Friday, March 11, 2016

CAAMFEST 2016—RACIAL FACIAL (2016)

Although it no longer works out with my festival calendar to attend San Francisco's CAAMFest (formerly known as the San Francisco International Asian American Film Festival), it remains a community-based film festival close to my heart for being the first to grant me press credentials when I began covering film 10 years ago and the first to offer me the opportunity to write program capsules for subsequent editions. It was during their 2006 edition that I met Jeff Adachi, San Francisco's Public Defender, who was flexing his strengths as an activist filmmaker with his debut feature documentary The Slanted Screen: Asian Men In Film and Television (2006). This world premiere offered my first opportunity to review and interview Adachi for The Evening Class, with subsequent dispatches on the fascinating panel discussion coordinated for the festival, and my own personal reminisces of the ethnic masquerades foisted upon me early in my theatrical career.

Adachi followed up The Slanted Screen three years later with You Don't Know Jack: The Jack Soo Story (2009), which afforded our second opportunity to converse.

Since then, Adachi has had his hands full negotiating justice in race-related crimes in San Francisco, either directly or indirectly attentive (as with the highly-publicized murders of Alex Nieto and Mario Woods). His Facebook postings remain one of my main resources for information on the controversial issues of ethnic minorities and their ongoing resistance against institutionalized racism in police departments across the country, and within the criminal justice system.

Tackling these contemporary concerns square on, Adachi contextualizes them within an eight-minute short Racial Facial (2016) , which premiered March 12, 2016 at CAAMFest. Commencing with a flashing warning—"The images in this film may make you think differently"—Jeff Adachi's Racial Facial proceeds to visually document the history of racism in the United States and ongoing efforts to end it, frequently utilizing a powerful stroboscopic effect, as if the thought of such rampant institutionalized racism is reluctant to register in the brain, stuttering, yet struggling towards articulation. One must invest hope in articulation, trusting clarity and accuracy to redress ignorance and hatred.

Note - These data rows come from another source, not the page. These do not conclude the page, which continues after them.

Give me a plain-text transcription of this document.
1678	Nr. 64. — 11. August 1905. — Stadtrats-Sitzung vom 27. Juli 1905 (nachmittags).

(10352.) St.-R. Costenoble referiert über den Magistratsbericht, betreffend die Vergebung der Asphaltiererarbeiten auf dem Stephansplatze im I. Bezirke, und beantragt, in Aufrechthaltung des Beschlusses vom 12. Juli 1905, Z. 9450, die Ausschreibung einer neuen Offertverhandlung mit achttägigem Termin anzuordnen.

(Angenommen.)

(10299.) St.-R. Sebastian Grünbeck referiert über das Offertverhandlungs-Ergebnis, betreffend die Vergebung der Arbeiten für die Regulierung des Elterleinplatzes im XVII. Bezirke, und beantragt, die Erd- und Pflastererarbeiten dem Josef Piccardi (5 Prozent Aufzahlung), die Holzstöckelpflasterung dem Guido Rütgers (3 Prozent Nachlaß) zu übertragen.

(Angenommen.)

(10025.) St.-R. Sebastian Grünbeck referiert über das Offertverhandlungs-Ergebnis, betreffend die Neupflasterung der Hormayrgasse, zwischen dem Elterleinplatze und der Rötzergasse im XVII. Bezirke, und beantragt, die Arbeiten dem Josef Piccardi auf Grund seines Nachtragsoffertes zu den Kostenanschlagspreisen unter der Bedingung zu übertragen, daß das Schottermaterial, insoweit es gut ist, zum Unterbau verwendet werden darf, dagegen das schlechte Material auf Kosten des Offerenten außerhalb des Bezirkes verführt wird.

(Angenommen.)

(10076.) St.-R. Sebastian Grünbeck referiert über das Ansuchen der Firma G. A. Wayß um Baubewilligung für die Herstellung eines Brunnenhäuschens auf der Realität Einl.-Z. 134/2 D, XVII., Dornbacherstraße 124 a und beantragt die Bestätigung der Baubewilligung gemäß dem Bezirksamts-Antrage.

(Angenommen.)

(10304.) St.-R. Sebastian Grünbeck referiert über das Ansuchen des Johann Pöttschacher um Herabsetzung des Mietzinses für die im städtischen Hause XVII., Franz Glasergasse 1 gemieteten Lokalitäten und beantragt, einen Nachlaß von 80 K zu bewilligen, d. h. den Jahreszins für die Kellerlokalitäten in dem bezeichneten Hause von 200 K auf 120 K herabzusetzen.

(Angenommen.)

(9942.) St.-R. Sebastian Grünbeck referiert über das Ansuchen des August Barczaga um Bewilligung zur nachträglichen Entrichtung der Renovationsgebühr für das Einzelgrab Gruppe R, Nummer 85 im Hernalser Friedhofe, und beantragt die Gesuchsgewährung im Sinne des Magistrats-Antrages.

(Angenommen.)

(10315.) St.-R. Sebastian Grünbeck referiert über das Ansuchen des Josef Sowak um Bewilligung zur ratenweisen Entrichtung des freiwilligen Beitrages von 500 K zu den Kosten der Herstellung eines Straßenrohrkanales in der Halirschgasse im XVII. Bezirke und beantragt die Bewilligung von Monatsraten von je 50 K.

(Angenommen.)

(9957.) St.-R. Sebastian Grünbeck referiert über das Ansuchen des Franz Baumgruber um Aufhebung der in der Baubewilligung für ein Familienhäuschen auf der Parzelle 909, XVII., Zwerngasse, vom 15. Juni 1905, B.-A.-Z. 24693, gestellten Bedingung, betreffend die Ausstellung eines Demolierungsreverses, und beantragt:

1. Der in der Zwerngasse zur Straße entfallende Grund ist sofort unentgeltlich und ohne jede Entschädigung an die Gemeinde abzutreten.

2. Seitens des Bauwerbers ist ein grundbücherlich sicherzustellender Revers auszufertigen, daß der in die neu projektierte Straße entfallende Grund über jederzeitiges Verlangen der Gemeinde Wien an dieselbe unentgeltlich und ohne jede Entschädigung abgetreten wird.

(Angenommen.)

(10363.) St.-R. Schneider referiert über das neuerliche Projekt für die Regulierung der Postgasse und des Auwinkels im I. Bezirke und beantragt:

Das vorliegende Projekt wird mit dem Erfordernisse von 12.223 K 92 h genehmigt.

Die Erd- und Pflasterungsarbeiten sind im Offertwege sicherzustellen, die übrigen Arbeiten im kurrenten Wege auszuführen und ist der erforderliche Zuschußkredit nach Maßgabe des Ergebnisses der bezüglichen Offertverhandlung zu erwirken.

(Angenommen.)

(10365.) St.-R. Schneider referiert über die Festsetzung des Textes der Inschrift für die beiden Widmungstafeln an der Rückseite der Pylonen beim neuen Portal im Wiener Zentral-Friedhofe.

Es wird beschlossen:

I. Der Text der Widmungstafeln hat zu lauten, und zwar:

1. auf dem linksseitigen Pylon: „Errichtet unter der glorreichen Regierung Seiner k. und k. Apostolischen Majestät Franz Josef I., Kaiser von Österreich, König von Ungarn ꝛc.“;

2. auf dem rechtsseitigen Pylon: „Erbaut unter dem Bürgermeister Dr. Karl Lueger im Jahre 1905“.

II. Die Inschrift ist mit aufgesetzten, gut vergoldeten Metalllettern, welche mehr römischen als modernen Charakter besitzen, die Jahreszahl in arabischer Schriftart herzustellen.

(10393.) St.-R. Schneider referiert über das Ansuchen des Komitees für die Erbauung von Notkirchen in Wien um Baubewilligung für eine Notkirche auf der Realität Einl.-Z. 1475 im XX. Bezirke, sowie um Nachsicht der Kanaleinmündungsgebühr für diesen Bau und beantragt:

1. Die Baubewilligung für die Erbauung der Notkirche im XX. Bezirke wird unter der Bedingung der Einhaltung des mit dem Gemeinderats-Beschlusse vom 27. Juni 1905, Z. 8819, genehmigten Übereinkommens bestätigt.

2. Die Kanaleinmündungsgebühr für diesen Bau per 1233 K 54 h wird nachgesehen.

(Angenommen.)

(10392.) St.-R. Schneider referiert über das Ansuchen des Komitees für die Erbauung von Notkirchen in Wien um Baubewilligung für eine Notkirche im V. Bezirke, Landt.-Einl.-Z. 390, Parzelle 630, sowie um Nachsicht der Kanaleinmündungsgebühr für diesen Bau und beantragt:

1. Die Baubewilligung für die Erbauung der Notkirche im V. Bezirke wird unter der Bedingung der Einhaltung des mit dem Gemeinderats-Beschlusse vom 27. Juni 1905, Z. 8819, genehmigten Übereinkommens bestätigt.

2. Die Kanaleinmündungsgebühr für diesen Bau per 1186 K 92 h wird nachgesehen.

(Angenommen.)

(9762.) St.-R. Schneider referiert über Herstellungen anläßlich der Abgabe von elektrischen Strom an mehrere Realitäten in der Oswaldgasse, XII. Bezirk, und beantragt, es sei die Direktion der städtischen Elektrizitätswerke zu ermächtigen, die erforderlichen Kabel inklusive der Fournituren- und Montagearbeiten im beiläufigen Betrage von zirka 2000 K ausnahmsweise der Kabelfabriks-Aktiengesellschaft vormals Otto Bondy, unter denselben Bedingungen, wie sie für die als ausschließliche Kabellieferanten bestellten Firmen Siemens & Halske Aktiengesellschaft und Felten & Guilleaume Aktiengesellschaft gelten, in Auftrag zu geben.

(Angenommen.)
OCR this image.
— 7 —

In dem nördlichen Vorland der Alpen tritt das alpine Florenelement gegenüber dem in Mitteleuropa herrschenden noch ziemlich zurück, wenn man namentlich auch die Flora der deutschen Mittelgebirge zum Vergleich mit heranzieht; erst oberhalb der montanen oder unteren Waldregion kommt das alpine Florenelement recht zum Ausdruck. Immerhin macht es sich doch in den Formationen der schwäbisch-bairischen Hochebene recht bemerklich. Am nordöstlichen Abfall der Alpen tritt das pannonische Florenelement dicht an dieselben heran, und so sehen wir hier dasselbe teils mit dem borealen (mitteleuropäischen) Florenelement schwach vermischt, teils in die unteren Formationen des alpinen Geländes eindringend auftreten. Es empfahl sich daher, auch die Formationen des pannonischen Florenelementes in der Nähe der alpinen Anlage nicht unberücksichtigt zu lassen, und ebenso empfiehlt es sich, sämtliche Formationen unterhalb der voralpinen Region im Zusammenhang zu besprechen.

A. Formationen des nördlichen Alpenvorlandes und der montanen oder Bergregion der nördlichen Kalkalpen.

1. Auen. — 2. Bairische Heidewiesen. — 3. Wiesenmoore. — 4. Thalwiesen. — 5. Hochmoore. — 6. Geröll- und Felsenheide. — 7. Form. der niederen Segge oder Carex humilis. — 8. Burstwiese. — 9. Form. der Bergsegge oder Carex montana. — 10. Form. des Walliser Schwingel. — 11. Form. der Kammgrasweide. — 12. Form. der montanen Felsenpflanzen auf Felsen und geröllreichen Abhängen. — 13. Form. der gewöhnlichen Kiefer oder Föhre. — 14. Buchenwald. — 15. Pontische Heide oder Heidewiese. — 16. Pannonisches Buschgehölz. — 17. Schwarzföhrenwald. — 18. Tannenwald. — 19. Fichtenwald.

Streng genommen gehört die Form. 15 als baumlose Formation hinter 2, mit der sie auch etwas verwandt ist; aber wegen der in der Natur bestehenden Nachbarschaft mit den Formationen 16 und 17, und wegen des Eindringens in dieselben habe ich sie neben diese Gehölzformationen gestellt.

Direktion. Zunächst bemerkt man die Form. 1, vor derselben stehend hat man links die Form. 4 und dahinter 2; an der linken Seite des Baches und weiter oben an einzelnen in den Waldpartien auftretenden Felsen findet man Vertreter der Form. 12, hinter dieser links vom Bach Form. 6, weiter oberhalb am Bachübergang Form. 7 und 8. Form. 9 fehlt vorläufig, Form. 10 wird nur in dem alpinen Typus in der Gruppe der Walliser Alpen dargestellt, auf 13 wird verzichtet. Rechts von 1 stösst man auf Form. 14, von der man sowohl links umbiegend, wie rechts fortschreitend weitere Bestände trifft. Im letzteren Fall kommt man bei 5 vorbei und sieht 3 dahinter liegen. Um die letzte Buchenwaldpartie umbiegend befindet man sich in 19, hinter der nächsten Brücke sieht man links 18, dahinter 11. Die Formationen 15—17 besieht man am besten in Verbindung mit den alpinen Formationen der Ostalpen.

With commanding concision, Racial Facial abbreviates a tortured history to its key visual signifiers, provocatively conflating the raised fist salute of Black Olympic champions with the Statue of Liberty's raised torch-bearing arm and historical illustrations of slaves being transported on boats with photos of incarcerated prisoners in their bunks. Drawing from media resources such as news clippings, early cartoons, and the TV miniseries Roots, Adachi connects the economic underpinnings of how 450,000 Africans were forced into U.S. slavery with the even more distressing demographic of how over 1,000,000 Black Americans are currently incarcerated in the U.S. via a prisons-for-profit incentive; slavery in different guises for the same profit.

Phrasing solidarity, Adachi likewise features conditions for Chinese Americans (slaves to the building of America's railroads), Japanese Americans (interned during World War II, alarmingly aligned with Donald Trump's campaign promises to oust Muslim Americans), Native Americans (slaughtered by the millions, robbed of ancestral lands, and shamelessly acculturated), and Mexican Americans (whose territories were appropriated and whose labor has been the backbone of America's produce belt, only to be hatefully maligned by Trump's campaign speeches).

The failures of the criminal justice system prevail, evident in a demoralizing continuity of overlooked mob lynchings to the recent verdict by a predominantly white suburban jury that absolved San Franciscan police officers of wrongdoing in the murder of Alex Nieto. As a visual assessment, Racial Facial is a commanding work of assemble editing, driven forward by an original score by DJ Smash. As synopsized by Adachi at the film's Indiegogo campaign: "The film aims not to place blame, but to identify the causes of ignorance and individual and institutional racism, and then provide a degree of self-realization in the viewer that sparks new solutions."